C’est ainsi qu’Ansarallah est devenu un groupe de Houthis chiites combattant les Saoudiens et des mandataires locaux « sunnites ». Le contexte a été jeté aux chiens, comme les différences vastes et complexes entre les musulmans du Yémen – soufis de divers ordres, zaydites (les Houthis, l’épine dorsale du mouvement Ansarallah, sont des zaydites), ismaéliens et sunnites shafii – et le monde islamique au sens large.
Le Yémen adopte la BRI
Toute l’histoire du Yémen, une fois de plus, est essentiellement un chapitre tragique de l’Empire qui tente de piller les richesses du tiers monde et du Sud.
La Maison des Saoud a joué le rôle de vassaux en quête de récompenses. Ils en ont besoin, car la Maison des Saoud se trouve dans une situation financière désespérée qui inclut le subventionnement de l’économie américaine via des méga-contrats et l’achat de la dette américaine.
La ligne de fond : la Maison des Saoud ne survivra pas si elle ne domine pas le Yémen. L’avenir de MBS dépend entièrement de la victoire de sa guerre, notamment pour payer ses factures d’armes occidentales et d’assistance technique déjà utilisées. Il n’existe pas de chiffres définitifs, mais selon une source de renseignement occidentale proche de la Maison des Saoud, cette facture s’élevait à au moins 500 milliards de dollars en 2017.

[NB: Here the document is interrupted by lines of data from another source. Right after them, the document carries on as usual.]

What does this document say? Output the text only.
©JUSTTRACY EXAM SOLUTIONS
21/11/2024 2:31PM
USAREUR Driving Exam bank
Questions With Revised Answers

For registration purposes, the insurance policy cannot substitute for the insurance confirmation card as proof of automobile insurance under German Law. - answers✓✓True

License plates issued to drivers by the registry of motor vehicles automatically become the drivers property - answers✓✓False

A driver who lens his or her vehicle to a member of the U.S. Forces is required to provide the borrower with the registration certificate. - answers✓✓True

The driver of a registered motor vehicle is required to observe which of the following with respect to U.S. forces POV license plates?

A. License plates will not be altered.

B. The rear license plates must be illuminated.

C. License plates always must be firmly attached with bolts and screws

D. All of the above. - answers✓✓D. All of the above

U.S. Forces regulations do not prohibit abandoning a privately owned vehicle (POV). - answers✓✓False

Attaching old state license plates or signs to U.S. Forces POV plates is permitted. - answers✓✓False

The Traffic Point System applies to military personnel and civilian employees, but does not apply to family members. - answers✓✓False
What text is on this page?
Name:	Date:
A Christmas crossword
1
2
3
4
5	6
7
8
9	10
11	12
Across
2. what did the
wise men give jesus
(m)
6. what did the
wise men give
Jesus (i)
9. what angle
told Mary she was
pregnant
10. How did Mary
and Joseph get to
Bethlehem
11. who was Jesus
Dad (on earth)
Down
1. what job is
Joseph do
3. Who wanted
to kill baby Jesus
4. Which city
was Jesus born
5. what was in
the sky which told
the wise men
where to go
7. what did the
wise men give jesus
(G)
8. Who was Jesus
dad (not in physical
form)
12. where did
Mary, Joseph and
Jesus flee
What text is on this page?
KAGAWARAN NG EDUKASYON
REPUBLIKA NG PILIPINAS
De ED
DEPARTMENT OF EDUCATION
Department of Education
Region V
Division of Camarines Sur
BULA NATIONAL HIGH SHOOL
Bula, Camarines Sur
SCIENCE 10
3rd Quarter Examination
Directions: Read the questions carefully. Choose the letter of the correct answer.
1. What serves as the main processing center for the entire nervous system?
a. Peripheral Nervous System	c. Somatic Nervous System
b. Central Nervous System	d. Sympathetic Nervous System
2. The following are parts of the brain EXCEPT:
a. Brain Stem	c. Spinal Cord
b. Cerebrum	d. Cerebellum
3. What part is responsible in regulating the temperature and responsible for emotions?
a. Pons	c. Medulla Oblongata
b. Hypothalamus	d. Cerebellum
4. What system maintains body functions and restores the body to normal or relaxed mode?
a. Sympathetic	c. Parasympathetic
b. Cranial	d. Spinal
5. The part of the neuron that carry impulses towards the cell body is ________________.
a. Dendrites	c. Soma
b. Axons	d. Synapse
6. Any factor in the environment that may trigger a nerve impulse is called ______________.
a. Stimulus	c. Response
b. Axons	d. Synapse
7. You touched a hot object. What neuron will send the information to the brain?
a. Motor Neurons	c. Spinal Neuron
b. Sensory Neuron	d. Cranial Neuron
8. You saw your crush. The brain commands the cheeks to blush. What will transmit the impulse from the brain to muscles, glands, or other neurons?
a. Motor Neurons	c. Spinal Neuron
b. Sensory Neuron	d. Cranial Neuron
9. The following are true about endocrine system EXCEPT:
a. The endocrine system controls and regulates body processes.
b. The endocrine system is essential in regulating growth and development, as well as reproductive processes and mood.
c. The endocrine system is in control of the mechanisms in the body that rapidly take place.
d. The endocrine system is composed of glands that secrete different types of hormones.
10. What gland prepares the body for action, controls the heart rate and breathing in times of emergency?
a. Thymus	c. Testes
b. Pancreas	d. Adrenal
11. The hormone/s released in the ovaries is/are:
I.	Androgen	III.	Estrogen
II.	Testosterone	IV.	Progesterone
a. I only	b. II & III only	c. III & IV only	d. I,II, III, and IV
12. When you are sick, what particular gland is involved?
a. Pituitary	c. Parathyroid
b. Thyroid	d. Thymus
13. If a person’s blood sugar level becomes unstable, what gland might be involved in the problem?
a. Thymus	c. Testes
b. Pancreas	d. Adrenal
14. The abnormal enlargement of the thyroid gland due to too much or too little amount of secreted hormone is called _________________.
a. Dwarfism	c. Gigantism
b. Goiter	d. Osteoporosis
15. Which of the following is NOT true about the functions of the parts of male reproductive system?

La dure réalité mise en évidence par l’alliance entre Ansarallah et les principales tribus est que le Yémen refuse de céder sa richesse nationale pour subventionner le besoin désespéré de l’Empire en liquidités, en garanties pour de nouvelles injections de liquidités, et sa soif de matières premières. La dure réalité n’a absolument rien à voir avec le récit impérial du Yémen comme étant une « tradition tribale pré-moderne », peu encline au changement, donc susceptible de violence et embourbée dans une « guerre civile » sans fin.
Et cela nous amène à l’angle séduisant du « un autre monde est possible » lorsque la résistance yéménite extirpe finalement la nation de l’emprise de la coalition néolibérale/wahhabite faucon et émiettée.
Comme le savent très bien les Chinois, le Yémen est riche non seulement en réserves de pétrole et de gaz encore inexplorées, mais aussi en or, argent, zinc, cuivre et nickel.
Pékin sait également tout ce qu’il y a à savoir sur l’ultra-stratégique Bab al Mandab, entre la côte sud-ouest du Yémen et la Corne de l’Afrique. En outre, le Yémen dispose d’une série de ports de l’océan Indien et de la mer Rouge situés à des endroits stratégiques sur la route de la Méditerranée, comme Hodeidah.
Ces voies navigables font pratiquement retentir l’Initiative Ceinture et Route (BRI) et surtout la Route de la Soie maritime – les ports yéménites venant compléter la seule base navale chinoise à l’étranger à Djibouti, où des routes et des voies ferrées relient l’Éthiopie.
L’alliance Ansarallah-tribus pourrait même, à moyen ou long terme, exercer un contrôle total sur l’accès au canal de Suez.
Un scénario très possible est que le Yémen rejoigne le « collier de perles » – les ports reliés par la BRI à travers l’océan Indien. Bien entendu, les partisans de l’agenda « Indo-Pacifique » s’y opposeront fortement. C’est là que la connexion iranienne entre en jeu.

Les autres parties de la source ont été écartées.